Torna d’attualità anche il confronto sul trasporto pubblico non di linea. Mentre oggi i taxi confermano lo sciopero, il provvedimento dovrà occuparsi anche del settore delle auto bianche. In particolare si tratta di scrivere i principi per attuare la delega di riordino del settore. Sullo sfondo la battaglia contro Uber, che prosegue da quando il decreto Milleproroghe ha rinviato per l’undicesima volta le norme anti-Ncc. Quelle, cioè, che prevedono per gli Ncc il “divieto di sosta in posteggio di stazionamento su suolo pubblico nei comuni ove sia esercitato il servizio di taxi”. Ossia l’obbligo di tornare in rimessa tra una corsa e l’altra. Una bozza di decreto sul tema, presentata nei giorni scorsi dal governo, è stata bocciata sia dai tassisti, che hanno confermato lo sciopero considerando le aperture insufficienti, sia da Uber.

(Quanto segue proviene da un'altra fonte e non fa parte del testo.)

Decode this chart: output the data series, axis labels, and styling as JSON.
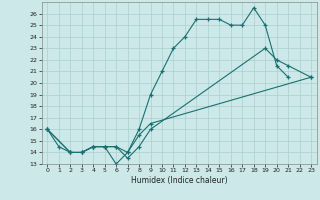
{
  "xlabel": "Humidex (Indice chaleur)",
  "background_color": "#cce8e8",
  "grid_color": "#aacfcf",
  "line_color": "#1a7070",
  "xlim": [
    -0.5,
    23.5
  ],
  "ylim": [
    13,
    27
  ],
  "xticks": [
    0,
    1,
    2,
    3,
    4,
    5,
    6,
    7,
    8,
    9,
    10,
    11,
    12,
    13,
    14,
    15,
    16,
    17,
    18,
    19,
    20,
    21,
    22,
    23
  ],
  "yticks": [
    13,
    14,
    15,
    16,
    17,
    18,
    19,
    20,
    21,
    22,
    23,
    24,
    25,
    26
  ],
  "line1": {
    "x": [
      0,
      1,
      2,
      3,
      4,
      5,
      6,
      7,
      8,
      9,
      10,
      11,
      12,
      13,
      14,
      15,
      16,
      17,
      18,
      19,
      20,
      21
    ],
    "y": [
      16,
      14.5,
      14,
      14,
      14.5,
      14.5,
      13,
      14,
      16,
      19,
      21,
      23,
      24,
      25.5,
      25.5,
      25.5,
      25,
      25,
      26.5,
      25,
      21.5,
      20.5
    ]
  },
  "line2": {
    "x": [
      0,
      2,
      3,
      4,
      5,
      6,
      7,
      8,
      9,
      23
    ],
    "y": [
      16,
      14,
      14,
      14.5,
      14.5,
      14.5,
      14,
      15.5,
      16.5,
      20.5
    ]
  },
  "line3": {
    "x": [
      0,
      2,
      3,
      4,
      5,
      6,
      7,
      8,
      9,
      19,
      20,
      21,
      23
    ],
    "y": [
      16,
      14,
      14,
      14.5,
      14.5,
      14.5,
      13.5,
      14.5,
      16,
      23,
      22,
      21.5,
      20.5
    ]
  }
}
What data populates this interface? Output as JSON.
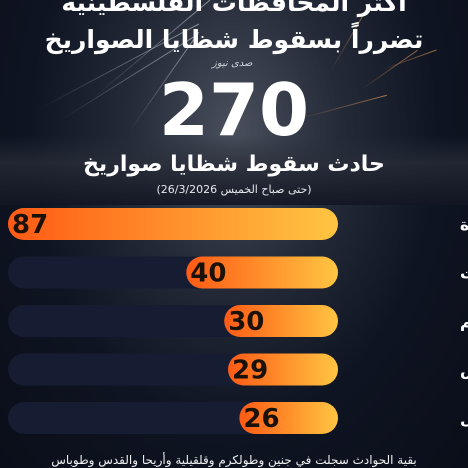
{
  "header": {
    "title_line1": "أكثر المحافظات الفلسطينية",
    "title_line2": "تضرراً بسقوط شظايا الصواريخ",
    "logo_text": "صدى نيوز"
  },
  "total": {
    "value": "270",
    "label": "حادث سقوط شظايا صواريخ",
    "note": "(حتى صباح الخميس 26/3/2026)"
  },
  "footer": {
    "text": "بقية الحوادث سجلت في جنين وطولكرم وقلقيلية وأريحا والقدس وطوباس"
  },
  "colors": {
    "bar_start": "#ff5a14",
    "bar_end": "#ffc542",
    "bar_track": "#161d33",
    "label": "#ffffff"
  },
  "chart_data": {
    "type": "bar",
    "orientation": "horizontal",
    "categories": [
      "رام الله والبيرة",
      "سلفيت",
      "بيت لحم",
      "نابلس",
      "الخليل"
    ],
    "values": [
      87,
      40,
      30,
      29,
      26
    ],
    "data_labels": [
      "87",
      "40",
      "30",
      "29",
      "26"
    ],
    "xlim": [
      0,
      87
    ],
    "grid": false,
    "legend": "none"
  }
}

Un bilancio sul ddl concorrenza? Non tutti sono d’accordo sulle misure prese. Il lungo confronto parlamentare e i continui ostruzionismi, racconta qualcuno, avrebbero finito per annacquare eccessivamente l’intervento del governo. Con il rischio di ottenere l’effetto contrario. «Il provvedimento? È talmente brutto che sarebbe decisamente meglio se non venisse nemmeno approvato, non almeno in questa pessima versione» ha spiegato pochi giorni fa il presidente dell’Unione nazionale consumatori Massimiliano Dona. Merito dei lobbisti in azione tra Camera e Senato? «L’obiettivo di questo disegno di legge è aumentare la produttività del Paese attraverso una maggiore concorrenza. E in parte lo abbiamo raggiunto» racconta a Palazzo Madama il relatore Marino. Le misure restano incisive, spiega il senatore. In grado di rilanciare molti settori coinvolti. «Il grande ritardo dimostra proprio che il provvedimento non è insipido né indolore. Esattamente il contrario, ha molti aspetti di un’autentica riforma». A lasciare qualche dubbio, semmai, è la forma dell’intervento. L’esperienza del ddl concorrenza dimostra tutti i limiti del disegno di legge. «È un provvedimento omnibus, troppo corposo – insiste il relatore – Forse in futuro le leggi sulla concorrenza dovrebbero essere più mirate».